The returning employee’s original manager left the company during the employee’s leave and approved his being paid during his leave I feel the following actions should take place. First, attempts to contact the previous manager to confirm the employee’s statement and upon confirmation payment should be granted. Second, the company should show a gesture of good faith and up hold the original manager’s agreement. Third, an amendment to company policy should be put in place to cover future events. Written and signed by both management and employee to the exact terms agreed upon prior to leave under FMLA are to be taken. This is for the protection of the company and their employees.
A company conducts its annual review in which the results reveal one of its senior employee’s (68yr old) is doing exemplary work and another younger employee (32yr old) is doing average work. The promotion was given to the younger (32yr old) employee over the senior (68yr old) employee due to his age. Even though the fact that the senior employee’s work was above par in comparison to the younger employee. The company is in direct violation of the ADEA of 1967 which states (2)“certain applicant and employees who are 40 years of age and older are protected from discrimination on the basis of age in hiring, promotion, discharge, compensation, or terms, conditions or privileges of employment.” In this case the 68 year old employee could sue the company based on Age Discrimination and win.
A potential applicant who is wheelchair bound due to paralysis of his lower extremities applied for an open position with company x. The applicant would need to have access to all seven floors in order to do their job. The company would need to provide “reasonable accommodations”. Company X denied the potential applicant because of “undue hardship” that would be brought on the company for retro fitting the elevator keypads in two of the four elevators to accommodate the potential applicant needs to gain access to all the floors.
After reviewing the American Disabilities Act of 1990 and the needs of the potential applicant to determine whether retro fitting the existing elevator keypads would create an undue hardship to Company X or not I found the following (3&4) ”Reasonable accommodation is any change or adjustment to the work environment that would allow the disabled worker to perform the essential functions of the job or to allow the disabled worker to enjoy the benefits and privileges of employment equal to employees without disabilities.
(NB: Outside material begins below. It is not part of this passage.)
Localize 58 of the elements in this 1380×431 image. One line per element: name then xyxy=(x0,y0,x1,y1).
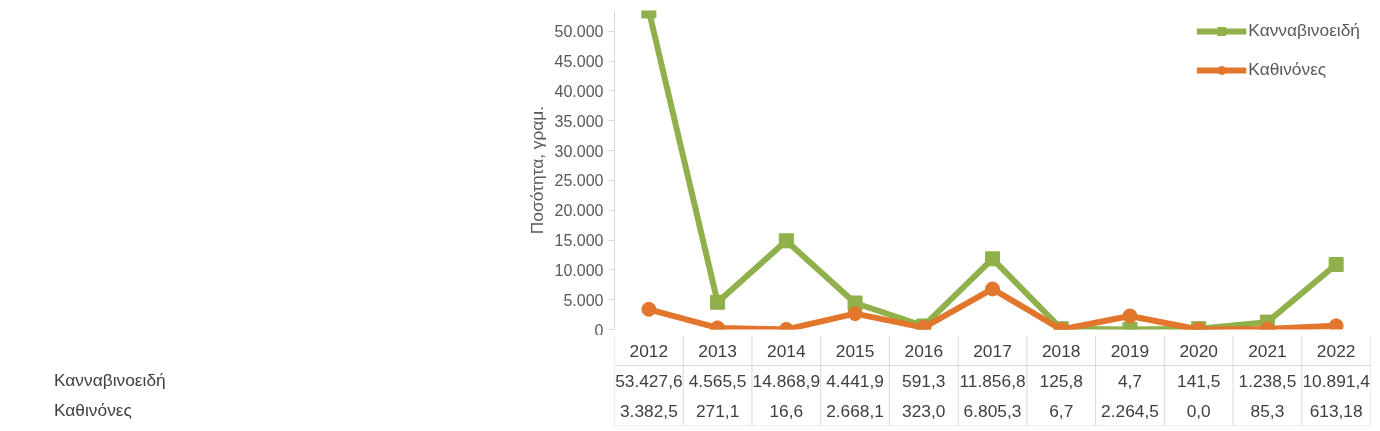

These additional accessibility alterations are only required to the extent that the added accessibility costs do not exceed 20% of the cost of the original alteration. However, the facility is obligated up to the 20% limit. The path of travel requirement covers elevators, ramps, doorways, pathways, drinking fountains, phones, work space etc.”
Company X should provide backup documentation that shows retro fitting the elevators would exceed 20% therefore creating the “undue hardship”. The only alternative suggestion would be not to retro fit the elevators. Two of the four are not in need of retro fitting so if the potential applicant could safely gain access to all seven floors and still be in compliance with “ADA” then Company X would be and only then be in violation of “ADA” when they denied the applicant employment.